Founder and convenor: Julie Thorndyke
Tanka Huddle has had a busy and productive year, writing on diverse topics with many publications and personal milestones. Meetings varied according to who was away travelling and who was in town; some visitors and “first timers” were welcomed for a taster visit or to stay; a generous spirit of critique and enjoyment was always to be found around the Huddle table.
It is a joy to see the work of former Huddle members and friends in print: the tanka poetry circle enriches and grows, linking lives and widening in an ever-growing spiral of literary friendship.
Moonrise, a group within a group:
Dawn Bruce, leader
2011 saw the birth of Moonrise, our tanka group within our Ozku haiku group. It began tentatively, but interest grew until we now have everyone enthusiastic … especially after work was published in a number of high quality magazines.
We will continue alternating Ozku and Moonrise meetings in 2012.
The Bindii Japanese Genre Poetry Group:
Lynette Arden, leader
The Bindii Japanese Genre Poetry Group are preparing to launch the first issue of their Journal, Haiku Bindii Vol. 1 Journeys at an event on 3 December at the Box Factory, Adelaide. Our launch speaker will be Mr Adam Wynn, Hon Consul-General for Japan in South Australia. There will also be reading of work by some of the twenty Bindii contributors to the volume, Japanese flute music played by Munetaka Umehara and refreshments will be served.
At our 5 November meeting the Bindii group held a workshop on senryu, with some historical background and discussion about ‘what is senryu’ followed by presentation of ancient and modern examples from Japanese and contemporary writers and work from members of the group.
We also selected work to post in the showcase on Haiku Bindii blog from the October Challenges.
Beverley George’s photos of her meeting with group members at the SA Museum on 22 Sept were circulated. Thank you Beverley.
Poets from the Bindii group will also be performing at the Box Factory Christmas Market on 10 December.
Limestone Tanka poets, 30th October 2011 meeting:
Founder and Facilitator
There has to be good reason when the temperature is 24 degrees in Canberra to stay indoors, and Gerry Jacobson’s How-a-Poet-Works session was more than enough motivation for Limestone Tanka Poets to gather at the Writer’s Center, Sunday 30th October for our monthly meeting.
Coincidently, Gerry’s initiation into tanka commenced four years ago in a Tanka Journal Workshop facilitated in this same conference Room. Amazing to discover that he has written 1500 tanka in notebooks since that time in cafes in London, Stockholm, Sydney and Canberra as well as other venues, many of which are now published. Gerry’s greatest challenge is to master tanka prose. Speaking of this inspired others to also try.
Surprising how quickly time passes when six poets are responding to twenty tanka in an hour.
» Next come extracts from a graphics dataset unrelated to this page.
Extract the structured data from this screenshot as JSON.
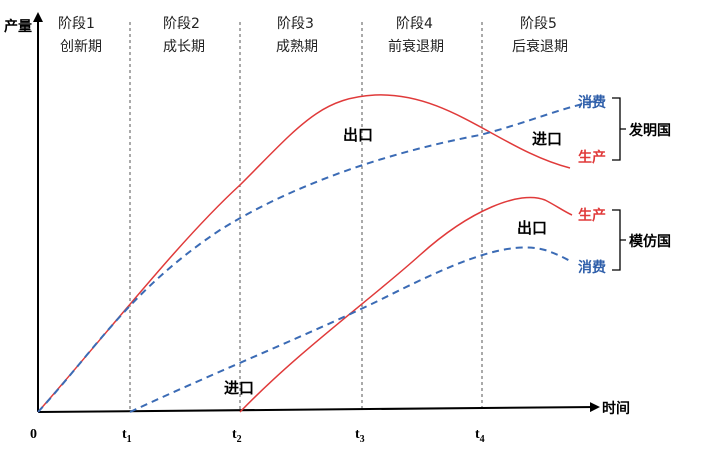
{
  "axes": {
    "y_title": "产量",
    "x_title": "时间",
    "origin": "0"
  },
  "stages": [
    {
      "name": "阶段1",
      "desc": "创新期"
    },
    {
      "name": "阶段2",
      "desc": "成长期"
    },
    {
      "name": "阶段3",
      "desc": "成熟期"
    },
    {
      "name": "阶段4",
      "desc": "前衰退期"
    },
    {
      "name": "阶段5",
      "desc": "后衰退期"
    }
  ],
  "ticks": [
    {
      "main": "t",
      "sub": "1"
    },
    {
      "main": "t",
      "sub": "2"
    },
    {
      "main": "t",
      "sub": "3"
    },
    {
      "main": "t",
      "sub": "4"
    }
  ],
  "flows": {
    "export_inventor": "出口",
    "import_inventor": "进口",
    "export_imitator": "出口",
    "import_imitator": "进口"
  },
  "labels": {
    "inventor_consumption": "消费",
    "inventor_production": "生产",
    "imitator_production": "生产",
    "imitator_consumption": "消费"
  },
  "groups": {
    "inventor": "发明国",
    "imitator": "模仿国"
  },
  "colors": {
    "production": "#e03a3a",
    "consumption": "#3b6bb5",
    "consumption_text": "#2f5faa"
  }
}
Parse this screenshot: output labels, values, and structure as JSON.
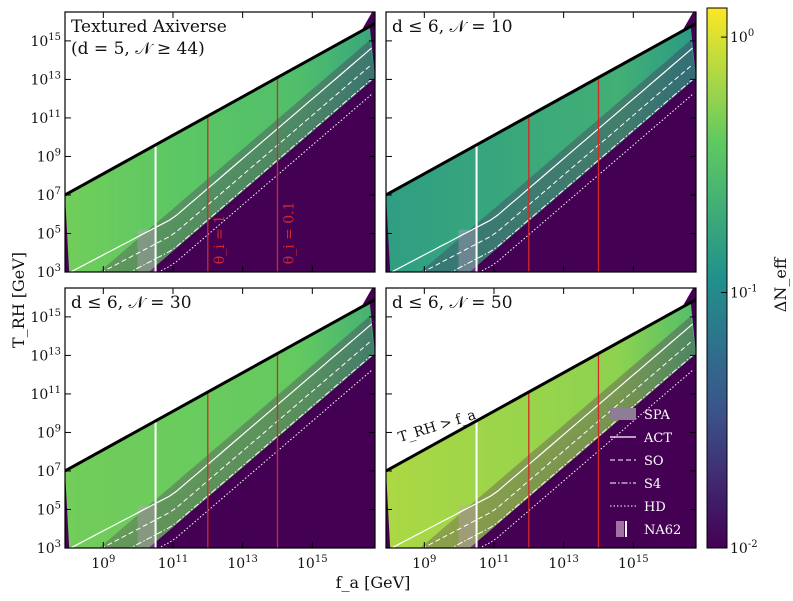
{
  "chart_data": {
    "type": "heatmap",
    "figure": "Axiverse dark radiation constraints in the (f_a, T_RH) plane",
    "xlabel": "f_a [GeV]",
    "ylabel": "T_RH [GeV]",
    "xscale": "log",
    "yscale": "log",
    "xlim_log10": [
      7.9,
      16.8
    ],
    "ylim_log10": [
      3,
      16.5
    ],
    "x_ticks": [
      {
        "log10": 9,
        "label": "10^9"
      },
      {
        "log10": 11,
        "label": "10^11"
      },
      {
        "log10": 13,
        "label": "10^13"
      },
      {
        "log10": 15,
        "label": "10^15"
      }
    ],
    "y_ticks": [
      {
        "log10": 3,
        "label": "10^3"
      },
      {
        "log10": 5,
        "label": "10^5"
      },
      {
        "log10": 7,
        "label": "10^7"
      },
      {
        "log10": 9,
        "label": "10^9"
      },
      {
        "log10": 11,
        "label": "10^11"
      },
      {
        "log10": 13,
        "label": "10^13"
      },
      {
        "log10": 15,
        "label": "10^15"
      }
    ],
    "colorbar": {
      "label": "ΔN_eff",
      "scale": "log",
      "range": [
        0.01,
        1.3
      ],
      "ticks": [
        {
          "value": 1,
          "label": "10^0"
        },
        {
          "value": 0.1,
          "label": "10^-1"
        },
        {
          "value": 0.01,
          "label": "10^-2"
        }
      ],
      "colormap": [
        "#440154",
        "#3b528b",
        "#21918c",
        "#5ec962",
        "#fde725"
      ]
    },
    "boundary": {
      "label": "T_RH > f_a",
      "relation": "T_RH = f_a"
    },
    "theta_lines": [
      {
        "label": "θ_i = 1",
        "f_a_log10": 12,
        "color": "#d62728"
      },
      {
        "label": "θ_i = 0.1",
        "f_a_log10": 14,
        "color": "#d62728"
      }
    ],
    "na62_f_a_log10": 10.5,
    "sensitivities": [
      {
        "name": "SPA",
        "delta_n_eff": 0.3,
        "style": "shaded"
      },
      {
        "name": "ACT",
        "delta_n_eff": 0.17,
        "style": "solid"
      },
      {
        "name": "SO",
        "delta_n_eff": 0.1,
        "style": "dashed"
      },
      {
        "name": "S4",
        "delta_n_eff": 0.06,
        "style": "dashdot"
      },
      {
        "name": "HD",
        "delta_n_eff": 0.027,
        "style": "dotted"
      },
      {
        "name": "NA62",
        "style": "band"
      }
    ],
    "panels": [
      {
        "id": "textured",
        "title_line1": "Textured Axiverse",
        "title_line2": "(d = 5, 𝒩 ≥ 44)",
        "plateau_delta_n_eff": 0.45,
        "high_fa_delta_n_eff": 0.3,
        "show_theta_labels": true
      },
      {
        "id": "n10",
        "title_line1": "d ≤ 6, 𝒩 = 10",
        "title_line2": "",
        "plateau_delta_n_eff": 0.15,
        "high_fa_delta_n_eff": 0.22
      },
      {
        "id": "n30",
        "title_line1": "d ≤ 6, 𝒩 = 30",
        "title_line2": "",
        "plateau_delta_n_eff": 0.45,
        "high_fa_delta_n_eff": 0.4
      },
      {
        "id": "n50",
        "title_line1": "d ≤ 6, 𝒩 = 50",
        "title_line2": "",
        "plateau_delta_n_eff": 0.7,
        "high_fa_delta_n_eff": 0.55,
        "show_legend": true,
        "show_boundary_label": true
      }
    ]
  }
}
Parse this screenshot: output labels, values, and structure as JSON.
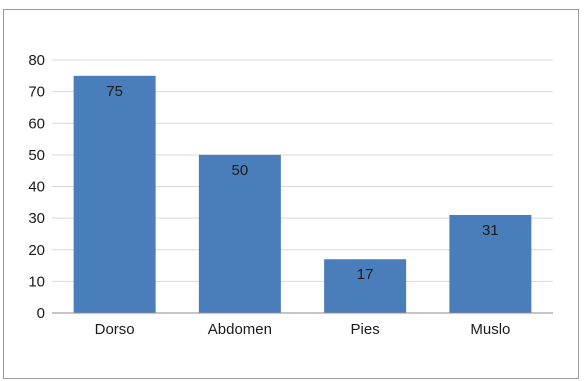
{
  "chart_data": {
    "type": "bar",
    "categories": [
      "Dorso",
      "Abdomen",
      "Pies",
      "Muslo"
    ],
    "values": [
      75,
      50,
      17,
      31
    ],
    "data_labels": [
      "75",
      "50",
      "17",
      "31"
    ],
    "ylim": [
      0,
      80
    ],
    "y_ticks": [
      0,
      10,
      20,
      30,
      40,
      50,
      60,
      70,
      80
    ],
    "grid": true,
    "legend": "none",
    "bar_color": "#4a7ebb",
    "grid_color": "#d9d9d9",
    "axis_color": "#8c8c8c"
  }
}
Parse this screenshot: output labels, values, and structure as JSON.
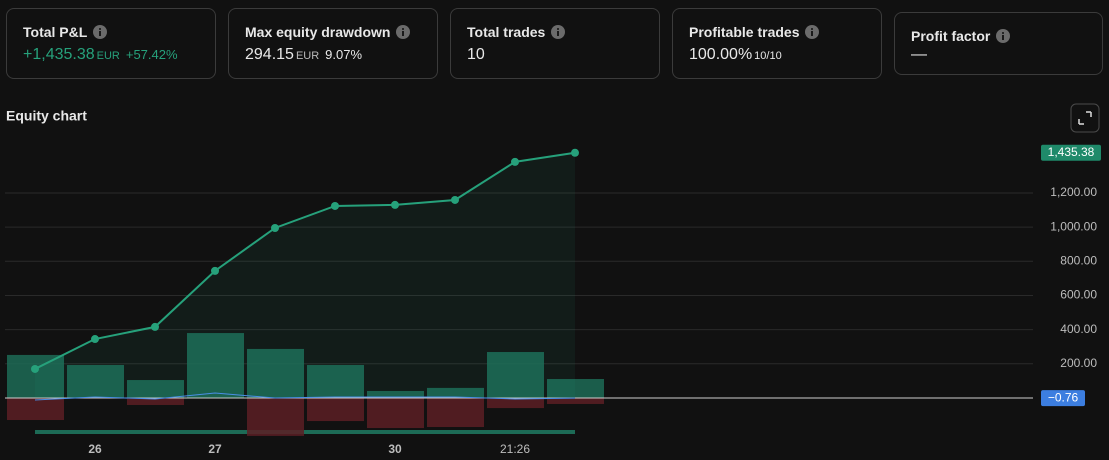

The topics for this month, ‘Home’ and ‘Away’, bought about varied content ranging from Christmas snow, cherry trees, to counting facebook friends as well as a tanka about a tiny wren, delicate in understanding and description. Once again the standard was high. Everyone took home these poetry sheets (and September’s challenges) to vote on for consideration in proposed Limestone Tanka Poet’s inaugural anthology, 2012.
We also learnt that the Canberra launch date for Food for Thought, Amelia Fielden’s tanka anthology, will be 14th January, 2012, and discussed Eucalypt challenge, Coining a Phrase, 10th November 2011, as well as the deadline (12th December 2011) for Snipe Rising from a Marsh – Birds in Tanka, An Atlas Poetica Special Feature.
Strolling through late afternoon sunshine back to the car it was hard to comprehend that after nine Limestone Tanka Poets monthly meetings for 2011, the next (on 27th November) will be the last for this year. Fitting to end our inaugural year with a much-anticipated workshop by David Terelinck. Waiting to hear what he, as facilitator, might like our November challenge to be, ‘Coast’ was suggested in case the choice was up to us.
Apologies were received from Paul Williams, Michael Thorley, John Van De Graaff, June Foster and Saeko Ogi.